A study published in the journal Science of the Total Environment talks about how climate change could have caused the emergence of SARS-CoV-2, which led to the coronavirus pandemic.
Effect of Climate Change
Over the last century, large scale changes have taken place in the vegetation in the southern Chinese Yunnan province, and adjacent regions in Myanmar and Laos. Climatic changes like rise in temperature, sunlight and level of greenhouse gases in the atmosphere have changed the natural habitat to tropical savannah and deciduous woodland from tropical shrubland. This environment is suitable for several bat species that predominantly live in the forests.
The number of coronaviruses in a region is closely related to the number of different species of bat present. In the research, it was found that 40 more species of bat moved to the southern Chinese Yunnan province in the last century, harbouring an additional 100 types of bat-borne coronaviruses. Genetic data suggests that this ‘global hotspot’ is the region where SARS-CoV-2 may have arisen.
Dr Robert Beyer is a researcher at the University of Cambridge’s Department of Zoology and the first author of the study. Beyer has recently taken up a European research fellowship at the Potsdam Institute for Climate Impact Research, Germany. Beyer says, “Climate change over the last century has made the habitat in the southern Chinese Yunnan province suitable for more bat species. Understanding how the global distribution of bat species has shifted as a result of climate change may be an important step in reconstructing the origin of the COVID-19 outbreak.”
The researchers created a map of the vegetation of the world as it was a century ago. They used records of temperature, cloud cover and precipitation. To determine the global distribution of the world’s bat species in the early 1900s, they used the information on the vegetation requirements of each species. They then compared this to the current distribution to see how bat species richness (the number of different species) has changed globally over the previous century because of climate change.

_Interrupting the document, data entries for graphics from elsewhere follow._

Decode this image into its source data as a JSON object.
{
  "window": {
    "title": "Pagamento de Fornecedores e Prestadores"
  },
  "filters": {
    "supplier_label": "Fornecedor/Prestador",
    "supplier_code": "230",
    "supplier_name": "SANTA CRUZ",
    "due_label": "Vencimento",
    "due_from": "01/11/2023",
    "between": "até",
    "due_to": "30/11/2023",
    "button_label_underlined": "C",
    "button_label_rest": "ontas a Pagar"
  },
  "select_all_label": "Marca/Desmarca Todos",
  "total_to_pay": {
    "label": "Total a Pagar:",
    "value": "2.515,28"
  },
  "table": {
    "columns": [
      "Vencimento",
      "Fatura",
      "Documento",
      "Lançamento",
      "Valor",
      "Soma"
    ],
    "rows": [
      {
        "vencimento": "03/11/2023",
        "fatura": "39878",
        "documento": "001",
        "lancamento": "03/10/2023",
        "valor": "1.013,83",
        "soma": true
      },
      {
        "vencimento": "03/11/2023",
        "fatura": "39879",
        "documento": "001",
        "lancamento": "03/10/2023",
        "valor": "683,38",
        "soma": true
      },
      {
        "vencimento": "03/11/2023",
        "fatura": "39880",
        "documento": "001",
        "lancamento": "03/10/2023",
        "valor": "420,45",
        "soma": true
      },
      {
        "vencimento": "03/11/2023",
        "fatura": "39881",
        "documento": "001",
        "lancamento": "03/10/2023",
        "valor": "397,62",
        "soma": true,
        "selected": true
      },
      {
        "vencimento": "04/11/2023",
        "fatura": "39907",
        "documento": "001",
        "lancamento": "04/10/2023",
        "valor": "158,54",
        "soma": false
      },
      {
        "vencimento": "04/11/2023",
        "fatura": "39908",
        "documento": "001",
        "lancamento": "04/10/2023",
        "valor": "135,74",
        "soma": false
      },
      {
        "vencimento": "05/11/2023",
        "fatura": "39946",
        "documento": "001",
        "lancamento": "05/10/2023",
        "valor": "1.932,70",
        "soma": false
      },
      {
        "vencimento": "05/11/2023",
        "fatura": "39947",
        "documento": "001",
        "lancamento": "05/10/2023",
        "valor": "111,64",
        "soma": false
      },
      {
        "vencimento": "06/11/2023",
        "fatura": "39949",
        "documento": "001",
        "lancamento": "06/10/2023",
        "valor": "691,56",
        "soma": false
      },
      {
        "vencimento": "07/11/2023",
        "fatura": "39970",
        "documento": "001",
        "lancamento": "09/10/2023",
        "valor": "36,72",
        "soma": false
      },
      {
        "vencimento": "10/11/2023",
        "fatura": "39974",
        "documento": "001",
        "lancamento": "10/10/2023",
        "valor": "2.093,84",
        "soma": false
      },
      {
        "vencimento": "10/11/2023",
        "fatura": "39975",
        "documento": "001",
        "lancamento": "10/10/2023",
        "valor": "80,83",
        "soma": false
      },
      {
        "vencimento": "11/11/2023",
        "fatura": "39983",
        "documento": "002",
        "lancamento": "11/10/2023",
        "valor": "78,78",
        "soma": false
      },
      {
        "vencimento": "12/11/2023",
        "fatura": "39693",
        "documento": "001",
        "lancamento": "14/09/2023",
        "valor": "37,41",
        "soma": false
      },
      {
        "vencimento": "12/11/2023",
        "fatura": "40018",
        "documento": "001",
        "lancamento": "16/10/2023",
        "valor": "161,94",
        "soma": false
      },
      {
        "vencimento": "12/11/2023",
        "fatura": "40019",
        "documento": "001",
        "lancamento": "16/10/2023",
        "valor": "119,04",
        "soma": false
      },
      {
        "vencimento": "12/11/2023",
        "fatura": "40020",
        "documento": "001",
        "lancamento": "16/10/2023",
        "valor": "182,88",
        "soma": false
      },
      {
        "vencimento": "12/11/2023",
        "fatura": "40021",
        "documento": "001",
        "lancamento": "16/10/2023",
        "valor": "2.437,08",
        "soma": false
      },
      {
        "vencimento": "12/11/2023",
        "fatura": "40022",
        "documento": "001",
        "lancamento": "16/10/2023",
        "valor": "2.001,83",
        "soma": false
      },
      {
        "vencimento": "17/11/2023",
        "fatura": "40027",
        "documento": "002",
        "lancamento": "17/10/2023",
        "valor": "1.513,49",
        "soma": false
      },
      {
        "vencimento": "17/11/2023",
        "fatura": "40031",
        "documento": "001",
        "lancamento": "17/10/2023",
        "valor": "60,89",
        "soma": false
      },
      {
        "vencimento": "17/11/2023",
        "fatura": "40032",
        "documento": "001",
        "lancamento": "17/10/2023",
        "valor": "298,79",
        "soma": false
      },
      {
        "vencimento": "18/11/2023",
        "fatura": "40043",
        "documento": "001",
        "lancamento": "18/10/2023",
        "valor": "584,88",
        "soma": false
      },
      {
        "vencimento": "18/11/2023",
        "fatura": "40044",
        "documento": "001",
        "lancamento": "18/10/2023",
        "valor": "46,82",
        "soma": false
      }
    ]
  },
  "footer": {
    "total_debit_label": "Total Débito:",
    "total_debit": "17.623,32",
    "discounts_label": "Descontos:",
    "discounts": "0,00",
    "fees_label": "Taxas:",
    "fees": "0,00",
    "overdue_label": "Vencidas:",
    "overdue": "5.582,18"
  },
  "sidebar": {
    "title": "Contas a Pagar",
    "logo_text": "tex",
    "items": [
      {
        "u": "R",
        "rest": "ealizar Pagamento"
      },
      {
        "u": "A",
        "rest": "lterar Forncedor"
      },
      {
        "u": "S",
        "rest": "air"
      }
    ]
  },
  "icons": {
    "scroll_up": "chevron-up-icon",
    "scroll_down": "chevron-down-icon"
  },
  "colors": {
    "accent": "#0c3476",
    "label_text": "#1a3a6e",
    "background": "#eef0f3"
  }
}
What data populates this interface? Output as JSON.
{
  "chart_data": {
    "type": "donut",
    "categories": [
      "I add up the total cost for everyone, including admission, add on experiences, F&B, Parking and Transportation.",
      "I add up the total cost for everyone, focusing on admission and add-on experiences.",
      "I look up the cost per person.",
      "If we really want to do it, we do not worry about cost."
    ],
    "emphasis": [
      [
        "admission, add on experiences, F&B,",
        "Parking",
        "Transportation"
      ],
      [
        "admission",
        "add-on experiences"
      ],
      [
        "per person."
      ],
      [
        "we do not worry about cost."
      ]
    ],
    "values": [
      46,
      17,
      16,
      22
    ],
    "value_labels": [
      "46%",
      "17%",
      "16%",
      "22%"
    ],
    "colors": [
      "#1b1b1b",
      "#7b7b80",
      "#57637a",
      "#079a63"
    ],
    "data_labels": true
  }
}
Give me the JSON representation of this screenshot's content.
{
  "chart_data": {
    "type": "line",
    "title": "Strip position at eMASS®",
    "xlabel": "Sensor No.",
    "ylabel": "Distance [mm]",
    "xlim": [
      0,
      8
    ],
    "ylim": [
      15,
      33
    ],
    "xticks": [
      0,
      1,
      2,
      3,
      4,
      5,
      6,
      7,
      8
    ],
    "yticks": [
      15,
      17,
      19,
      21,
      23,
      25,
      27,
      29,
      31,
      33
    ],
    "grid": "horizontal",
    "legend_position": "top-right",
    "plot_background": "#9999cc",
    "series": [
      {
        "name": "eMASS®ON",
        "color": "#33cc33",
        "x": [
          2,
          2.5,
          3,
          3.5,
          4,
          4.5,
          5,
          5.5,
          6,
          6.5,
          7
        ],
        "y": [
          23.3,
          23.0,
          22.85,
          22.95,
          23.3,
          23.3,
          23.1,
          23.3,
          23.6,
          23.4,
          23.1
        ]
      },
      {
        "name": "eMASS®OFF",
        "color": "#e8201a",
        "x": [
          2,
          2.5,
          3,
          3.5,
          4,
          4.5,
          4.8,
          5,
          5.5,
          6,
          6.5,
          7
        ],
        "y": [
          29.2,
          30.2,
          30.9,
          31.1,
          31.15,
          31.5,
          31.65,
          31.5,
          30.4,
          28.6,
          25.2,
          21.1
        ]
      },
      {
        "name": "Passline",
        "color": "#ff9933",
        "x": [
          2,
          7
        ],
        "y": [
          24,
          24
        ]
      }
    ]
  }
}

“As climate change altered habitats, species left some areas and moved into others — taking their viruses with them. This not only altered the regions where viruses are present but most likely allowed for new interactions between animals and viruses, causing more harmful viruses to be transmitted or evolve,” said Beyer.
Bats and coronavirus
Globally, 3,000 different types of coronavirus are carried by different bat species, with an average of 2.7 coronaviruses per species. Thus, a rise in the number of bat species may increase the chances of the evolution of a coronavirus harmful to humans.
Most coronaviruses cannot jump into humans from bats, but a lot of coronaviruses which infect humans are very likely to have originated from bats. Out of these, three are fatal for humans: Middle East Respiratory Syndrome (MERS) CoV, and Severe Acute Respiratory Syndrome (SARS) CoV-1 and CoV-2.
The study urges policymakers to address the role of climate change in viral outbreaks, and deal with the issue along with other economic recovery programmes.
“The COVID-19 pandemic has caused tremendous social and economic damage. Governments must seize the opportunity to reduce health risks from infectious diseases by taking decisive action to mitigate climate change,” said Professor Andrea Manica in the University of Cambridge’s Department of Zoology, who was involved in the study.
“The fact that climate change can accelerate the transmission of wildlife pathogens to humans should be an urgent wake-up call to reduce global emissions,” added Professor Camilo Mora at the University of Hawai’i at Manoa, who initiated the project.
The researchers also insisted on the need to limit the expansion of urban spaces, hunting grounds and farmlands, into natural habitat to decrease contact between humans and disease-carrying animals.